Plantar warts may be treated with what method?
- A. Photochemotherapy
- B. Radiation
- C. Electrodesiccation
- D. Cryosurgery
Correct Answer: C
Rationale: Electrodesiccation is the use of electrical energy converted to heat, which destroys the tissue. Photochemotherapy involves a combination of psoralen methoxsalen and type A ultraviolet light. Radiation therapy is used to treat malignant skin lesions. Cryosurgery is the application of extreme cold to destroy tissue.
The nurse is performing a skin assessment on a client who points out a small, round, flat area of skin that is a different color than the surrounding tissue. What term should the nurse use to document this finding?
- A. Macule
- B. Papule
- C. Vesicle
- D. Wheal
Correct Answer: A
Rationale: The nurse should document this finding as a macule, which describes a flat, round, and colored area of skin. A papule is solid and has an elevated, obvious raised border. A vesicle is elevated, round, and filled with serum. A wheal is elevated, has an irregular border, and contains no free fluid.

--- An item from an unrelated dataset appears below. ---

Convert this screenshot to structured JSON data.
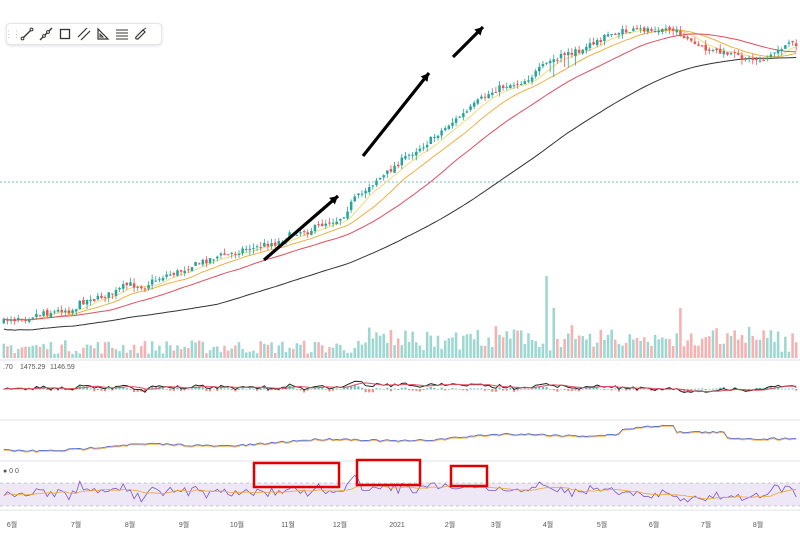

The nurse is changing a brief for a client that has been incontinent of stool and observes an area over the left trochanter that is reddened and in the center of the area is a shallow skin tear. The nurse takes a picture of the wound for the chart. How will the nurse stage this wound?
- A. Stage I
- B. Stage II
- C. Stage III
- D. Stage IV
Correct Answer: B
Rationale: A stage II pressure sore is red and is accompanied by blistering or a shallow break in the skin, sometimes described as a skin tear. Stage I pressure sores are characterized by redness of intact skin. The reddened skin of a beginning pressure sore fails to resume its normal color, or blanch when pressure is relieved. Stage III has superficial skin impairment that progresses to a shallow crater that extends to the subcutaneous tissue. Stage IV has tissue damage that is deeply ulcerated, exposing muscle and sometimes bone.